Aksakoff smiled sadly. “You didn’t have to be a criminal to be exiled,” he explained. “‘Political unreliability’ was sufficient cause, and the officers of the political police were sole judges of the case. You see, administrative exile, as they called it, was technically not a punishment.”
“Oh, that’s different,” I replied. “If you were merely forced to live away from home—”
“And to make a journey longer than from New York to Los Angeles dressed in prison clothes and handcuffed to a condemned felon, shuffling in irons so heavy that it was impossible to lift your feet, to be fed infrequently, and then on offal that nothing but a half-starved dog—or man—would touch,” he interrupted bitterly. “My only consolation was that Nikakova had been also granted ‘clemency’ and accompanied me in exile.
“The officer commanding our escort came from a family some of whom had also suffered exile, and this
made him pity us. He allowed us to converse an hour a day, although this was prohibited, and several times he gave us food and tea from his own rations. It was from him we learned that Proudhon and Matrona were agents provocateurs of the political police, paid spies whose duty was not only to worm their way into the confidence of unsuspecting children such as we, but to incite us to unlawful acts so we might be arrested and deported.
“Since I had no money and the Government did not care to fee me, I was graciously permitted to take service with a cobbler at Ekaterinburg, and Nikakova was allowed to do work for a seamstress.

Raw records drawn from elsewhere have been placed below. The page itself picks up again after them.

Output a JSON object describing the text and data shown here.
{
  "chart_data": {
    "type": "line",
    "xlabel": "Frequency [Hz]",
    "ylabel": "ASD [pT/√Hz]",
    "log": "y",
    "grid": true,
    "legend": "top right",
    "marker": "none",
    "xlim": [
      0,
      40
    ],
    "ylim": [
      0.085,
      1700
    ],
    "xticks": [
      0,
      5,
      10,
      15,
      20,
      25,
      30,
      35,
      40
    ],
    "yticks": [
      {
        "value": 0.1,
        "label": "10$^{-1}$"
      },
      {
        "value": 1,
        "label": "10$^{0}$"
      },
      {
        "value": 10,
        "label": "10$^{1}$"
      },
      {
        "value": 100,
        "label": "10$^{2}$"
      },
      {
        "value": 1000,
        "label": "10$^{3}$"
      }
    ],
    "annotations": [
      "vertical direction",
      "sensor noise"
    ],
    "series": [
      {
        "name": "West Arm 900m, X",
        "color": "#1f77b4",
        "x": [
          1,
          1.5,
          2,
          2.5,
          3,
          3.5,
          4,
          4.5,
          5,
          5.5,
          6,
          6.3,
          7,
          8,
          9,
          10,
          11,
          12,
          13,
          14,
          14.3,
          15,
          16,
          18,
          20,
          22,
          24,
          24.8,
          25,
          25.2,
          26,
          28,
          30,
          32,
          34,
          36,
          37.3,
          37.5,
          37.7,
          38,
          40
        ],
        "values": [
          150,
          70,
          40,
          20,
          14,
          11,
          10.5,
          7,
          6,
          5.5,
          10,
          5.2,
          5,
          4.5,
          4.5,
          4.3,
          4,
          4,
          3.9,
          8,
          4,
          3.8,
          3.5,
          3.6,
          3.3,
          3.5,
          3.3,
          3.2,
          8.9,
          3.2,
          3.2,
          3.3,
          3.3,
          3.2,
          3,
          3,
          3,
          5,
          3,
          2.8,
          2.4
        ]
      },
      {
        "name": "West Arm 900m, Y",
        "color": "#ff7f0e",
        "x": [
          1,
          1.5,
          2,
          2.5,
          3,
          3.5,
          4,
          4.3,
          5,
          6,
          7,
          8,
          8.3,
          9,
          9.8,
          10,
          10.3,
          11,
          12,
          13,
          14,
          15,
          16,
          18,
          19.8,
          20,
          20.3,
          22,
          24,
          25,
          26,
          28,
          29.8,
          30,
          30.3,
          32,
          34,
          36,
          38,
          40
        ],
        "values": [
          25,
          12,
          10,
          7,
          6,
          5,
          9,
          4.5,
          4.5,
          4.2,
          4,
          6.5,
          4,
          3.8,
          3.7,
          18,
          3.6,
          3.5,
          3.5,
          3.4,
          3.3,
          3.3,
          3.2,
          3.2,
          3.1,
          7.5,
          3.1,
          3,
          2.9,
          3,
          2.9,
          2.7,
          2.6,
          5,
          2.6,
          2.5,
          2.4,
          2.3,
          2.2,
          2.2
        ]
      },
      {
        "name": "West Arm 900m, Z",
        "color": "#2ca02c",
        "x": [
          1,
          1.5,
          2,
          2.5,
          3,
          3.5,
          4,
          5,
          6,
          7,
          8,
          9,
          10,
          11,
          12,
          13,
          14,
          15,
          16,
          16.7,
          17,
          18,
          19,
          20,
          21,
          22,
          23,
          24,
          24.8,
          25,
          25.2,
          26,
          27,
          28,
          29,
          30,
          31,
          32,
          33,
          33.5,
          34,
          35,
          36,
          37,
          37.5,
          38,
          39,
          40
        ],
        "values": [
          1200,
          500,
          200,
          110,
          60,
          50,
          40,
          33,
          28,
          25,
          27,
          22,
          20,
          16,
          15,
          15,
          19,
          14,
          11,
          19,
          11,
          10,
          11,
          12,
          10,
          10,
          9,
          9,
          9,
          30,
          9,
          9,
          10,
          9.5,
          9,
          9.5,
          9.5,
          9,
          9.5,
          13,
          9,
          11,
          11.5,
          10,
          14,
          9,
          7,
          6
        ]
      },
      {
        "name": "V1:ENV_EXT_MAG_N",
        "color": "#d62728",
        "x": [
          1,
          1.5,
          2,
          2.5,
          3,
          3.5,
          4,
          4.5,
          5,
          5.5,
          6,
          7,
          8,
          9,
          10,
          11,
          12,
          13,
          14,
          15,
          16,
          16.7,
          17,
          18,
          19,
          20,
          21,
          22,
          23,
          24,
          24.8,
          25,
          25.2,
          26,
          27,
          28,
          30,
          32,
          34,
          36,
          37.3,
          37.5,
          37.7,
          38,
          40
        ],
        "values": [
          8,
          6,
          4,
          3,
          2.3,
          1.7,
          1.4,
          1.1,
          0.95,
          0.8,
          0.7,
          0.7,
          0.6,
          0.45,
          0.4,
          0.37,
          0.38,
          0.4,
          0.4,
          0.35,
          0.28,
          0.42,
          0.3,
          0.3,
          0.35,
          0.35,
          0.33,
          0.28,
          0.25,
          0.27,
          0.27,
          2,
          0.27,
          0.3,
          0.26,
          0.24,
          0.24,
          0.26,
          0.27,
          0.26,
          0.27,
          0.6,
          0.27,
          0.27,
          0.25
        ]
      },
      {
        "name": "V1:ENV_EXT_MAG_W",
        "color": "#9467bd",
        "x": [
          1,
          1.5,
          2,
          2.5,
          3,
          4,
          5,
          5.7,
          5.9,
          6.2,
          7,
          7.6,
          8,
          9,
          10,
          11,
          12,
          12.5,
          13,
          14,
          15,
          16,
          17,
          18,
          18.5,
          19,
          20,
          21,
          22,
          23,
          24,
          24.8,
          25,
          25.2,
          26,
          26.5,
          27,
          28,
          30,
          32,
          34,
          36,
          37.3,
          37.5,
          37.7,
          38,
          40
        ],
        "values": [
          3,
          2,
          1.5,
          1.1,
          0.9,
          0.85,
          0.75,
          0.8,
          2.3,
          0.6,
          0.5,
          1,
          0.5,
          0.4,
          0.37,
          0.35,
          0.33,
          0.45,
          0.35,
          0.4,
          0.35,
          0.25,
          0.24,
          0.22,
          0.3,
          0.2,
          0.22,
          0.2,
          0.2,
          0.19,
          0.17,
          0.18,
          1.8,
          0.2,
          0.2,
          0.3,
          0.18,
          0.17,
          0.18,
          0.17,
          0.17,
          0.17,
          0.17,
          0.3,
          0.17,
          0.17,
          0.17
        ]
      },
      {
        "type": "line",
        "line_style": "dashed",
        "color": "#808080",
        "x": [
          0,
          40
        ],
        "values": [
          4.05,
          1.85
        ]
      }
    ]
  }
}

Presently I found a little cottage and she came to live with me.”
“It must have been some consolation to be married to the girl you loved, even in such terrible conditions—” I began, but the cynicism of the look he gave me stopped my well-meant comment.
“I said she came to live with me,” he repeated. “‘Politicos’ were not permitted marriage without special dispensation from the police, and this we could not get. We had no money to pay bribes. But whatever church and state might say, we were as truly man and wife as if we’d stood before the altar of St. Isaac’s and been married by the Patriarch. We pledged our love for time and all eternity kneeling on the floor of our mean cabin with a blessèd ikon for our witness, and because we had no rings to give each other I took two nails and beat them into circlets. Look—”

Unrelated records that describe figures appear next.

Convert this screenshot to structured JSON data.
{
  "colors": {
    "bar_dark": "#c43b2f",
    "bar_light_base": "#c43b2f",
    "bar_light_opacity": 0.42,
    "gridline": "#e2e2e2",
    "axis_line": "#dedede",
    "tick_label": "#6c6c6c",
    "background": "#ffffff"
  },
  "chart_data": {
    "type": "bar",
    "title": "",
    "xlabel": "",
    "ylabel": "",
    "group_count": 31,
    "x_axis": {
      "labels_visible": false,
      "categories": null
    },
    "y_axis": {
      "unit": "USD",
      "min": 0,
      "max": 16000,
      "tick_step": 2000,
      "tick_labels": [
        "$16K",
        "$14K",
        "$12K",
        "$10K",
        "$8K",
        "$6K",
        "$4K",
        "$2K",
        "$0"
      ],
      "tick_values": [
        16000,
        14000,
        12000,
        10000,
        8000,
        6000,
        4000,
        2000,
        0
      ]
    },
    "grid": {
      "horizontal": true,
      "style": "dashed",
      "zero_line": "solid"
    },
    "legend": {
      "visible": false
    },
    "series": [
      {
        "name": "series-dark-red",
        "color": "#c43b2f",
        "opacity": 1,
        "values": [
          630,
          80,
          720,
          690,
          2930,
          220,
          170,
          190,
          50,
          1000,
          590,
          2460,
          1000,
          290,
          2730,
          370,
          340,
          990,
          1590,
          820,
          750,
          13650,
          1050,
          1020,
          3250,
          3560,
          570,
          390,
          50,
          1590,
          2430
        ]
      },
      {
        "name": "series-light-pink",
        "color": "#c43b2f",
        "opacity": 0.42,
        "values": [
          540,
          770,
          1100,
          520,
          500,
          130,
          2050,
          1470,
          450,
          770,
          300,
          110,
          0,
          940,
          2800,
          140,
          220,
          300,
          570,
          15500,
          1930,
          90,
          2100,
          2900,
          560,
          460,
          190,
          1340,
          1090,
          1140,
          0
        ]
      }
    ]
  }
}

He thrust his hand out, displaying a thin band of flattened wire on the second shaft of the third finger.
“She had one, too,” he added, beckoning us to look upon the body in the frost-domed coffin. Through the envelope of shrouding ice we saw the dull gleam of the narrow iron ring upon one of the shapely folded hands.

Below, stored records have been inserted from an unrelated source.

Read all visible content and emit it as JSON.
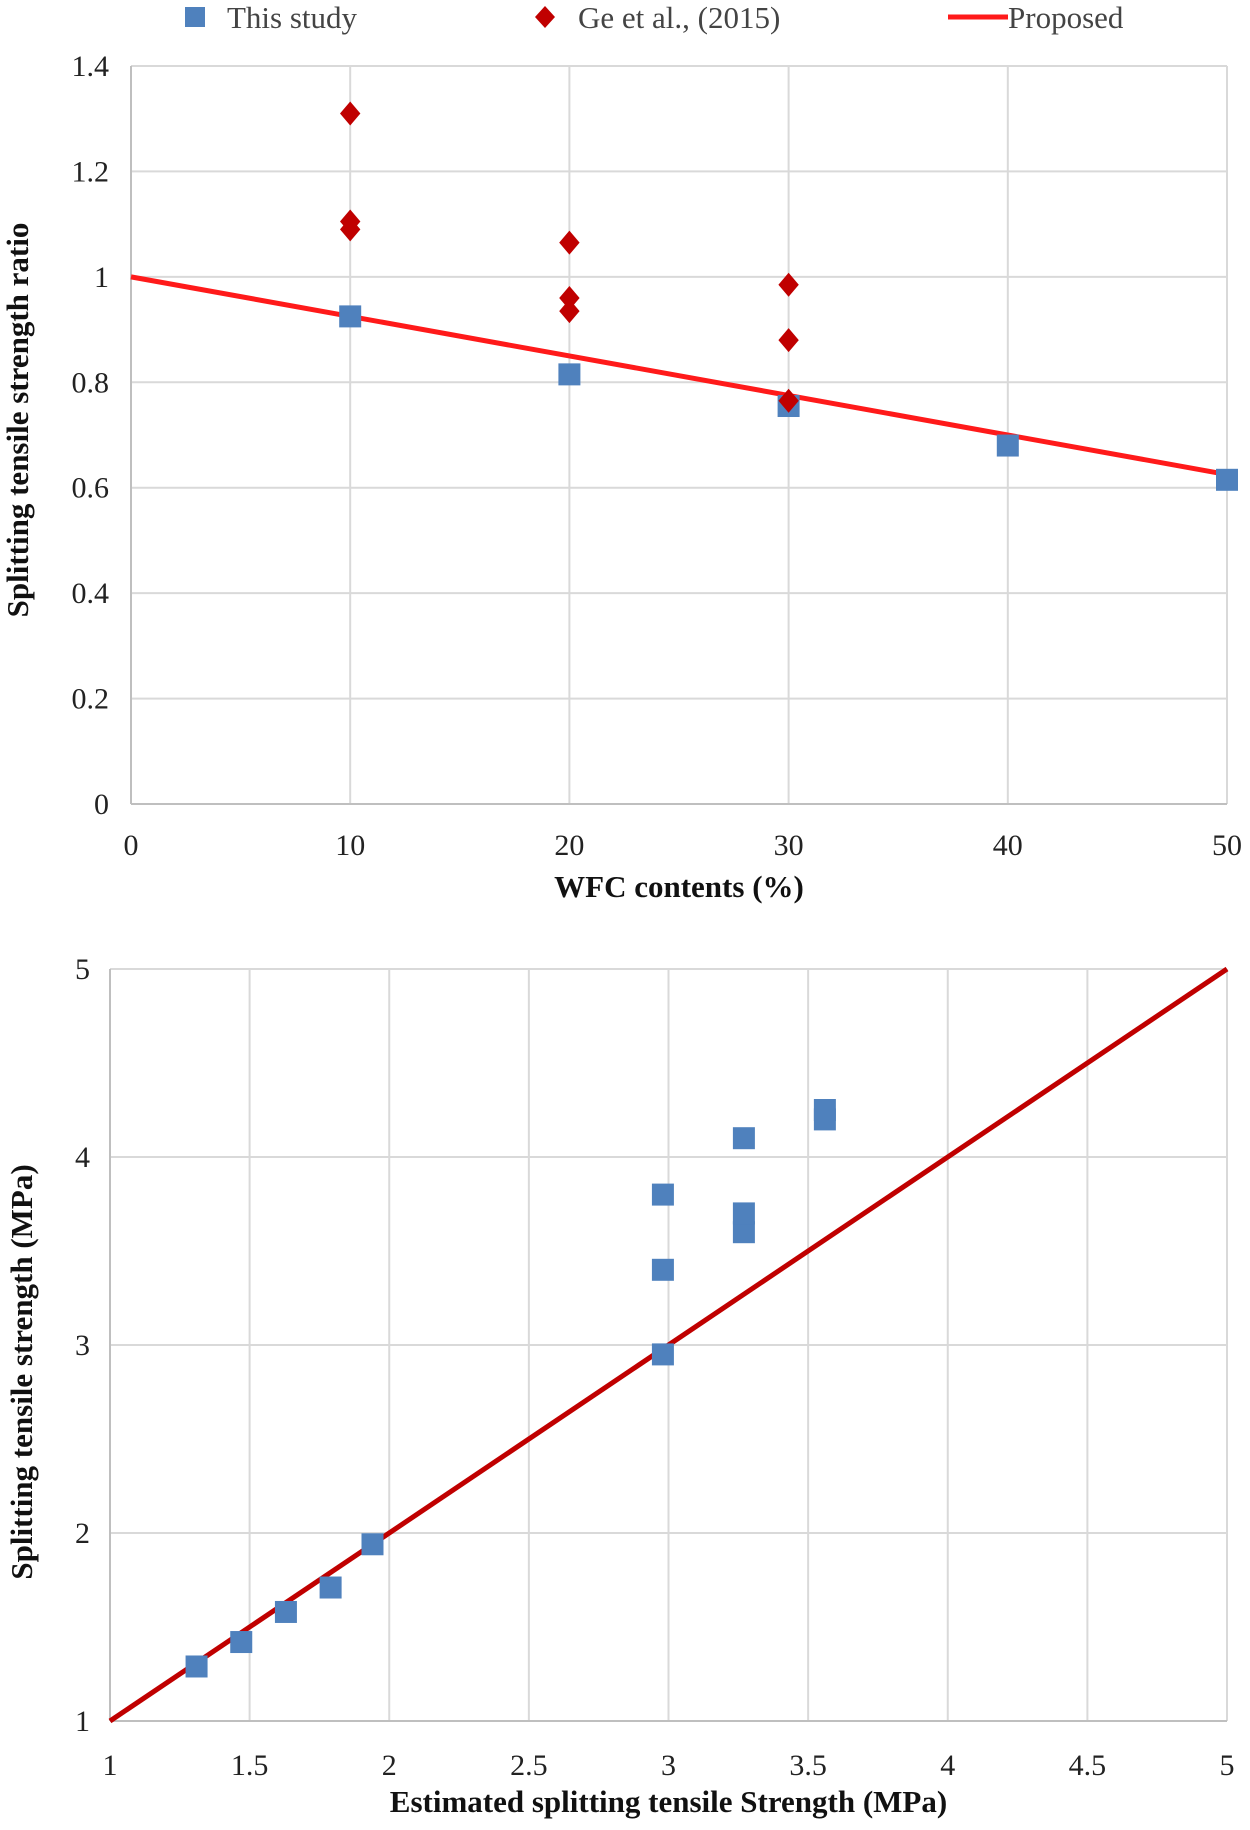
{
  "chart_data": [
    {
      "type": "scatter",
      "xlabel": "WFC contents (%)",
      "ylabel": "Splitting tensile strength ratio",
      "xlim": [
        0,
        50
      ],
      "ylim": [
        0,
        1.4
      ],
      "xticks": [
        "0",
        "10",
        "20",
        "30",
        "40",
        "50"
      ],
      "yticks": [
        "0",
        "0.2",
        "0.4",
        "0.6",
        "0.8",
        "1",
        "1.2",
        "1.4"
      ],
      "grid": true,
      "legend_placement": "top",
      "series": [
        {
          "name": "This study",
          "marker": "square",
          "color": "#4f81bd",
          "x": [
            10,
            20,
            30,
            40,
            50
          ],
          "y": [
            0.925,
            0.815,
            0.755,
            0.68,
            0.615
          ]
        },
        {
          "name": "Ge et al., (2015)",
          "marker": "diamond",
          "color": "#c00000",
          "x": [
            10,
            10,
            10,
            20,
            20,
            20,
            30,
            30,
            30
          ],
          "y": [
            1.31,
            1.105,
            1.09,
            1.065,
            0.96,
            0.935,
            0.985,
            0.88,
            0.765
          ]
        },
        {
          "name": "Proposed",
          "marker": "line",
          "color": "#ff1a1a",
          "x": [
            0,
            50
          ],
          "y": [
            1.0,
            0.625
          ]
        }
      ]
    },
    {
      "type": "scatter",
      "xlabel": "Estimated splitting tensile Strength (MPa)",
      "ylabel": "Splitting tensile strength (MPa)",
      "xlim": [
        1,
        5
      ],
      "ylim": [
        1,
        5
      ],
      "xticks": [
        "1",
        "1.5",
        "2",
        "2.5",
        "3",
        "3.5",
        "4",
        "4.5",
        "5"
      ],
      "yticks": [
        "1",
        "2",
        "3",
        "4",
        "5"
      ],
      "grid": true,
      "series": [
        {
          "marker": "square",
          "color": "#4f81bd",
          "x": [
            1.31,
            1.47,
            1.63,
            1.79,
            1.94,
            2.98,
            2.98,
            2.98,
            3.27,
            3.27,
            3.27,
            3.56,
            3.56
          ],
          "y": [
            1.29,
            1.42,
            1.58,
            1.71,
            1.94,
            2.95,
            3.4,
            3.8,
            3.6,
            3.7,
            4.1,
            4.2,
            4.25
          ]
        },
        {
          "marker": "line",
          "color": "#c00000",
          "x": [
            1,
            5
          ],
          "y": [
            1,
            5
          ]
        }
      ]
    }
  ]
}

“In that northern latitude the twilight lasts till after ten o’clock, and my labors with the cobbler started with the sunrise and did not end till dark,” Aksakoff continued as he resumed his seat and lit the cigarette de Grandin proffered. “There is an English saying that shoemakers’ children go unshod. It was almost literally true in my case, for the tiny wage I earned made it utterly impossible for me to purchase leather shoes, and so I wound rags round my feet and ankles. Nikakova had a pair of shoes, but wore them only out of doors. As for stockings, we hadn’t owned a pair between us since the first month of our exile.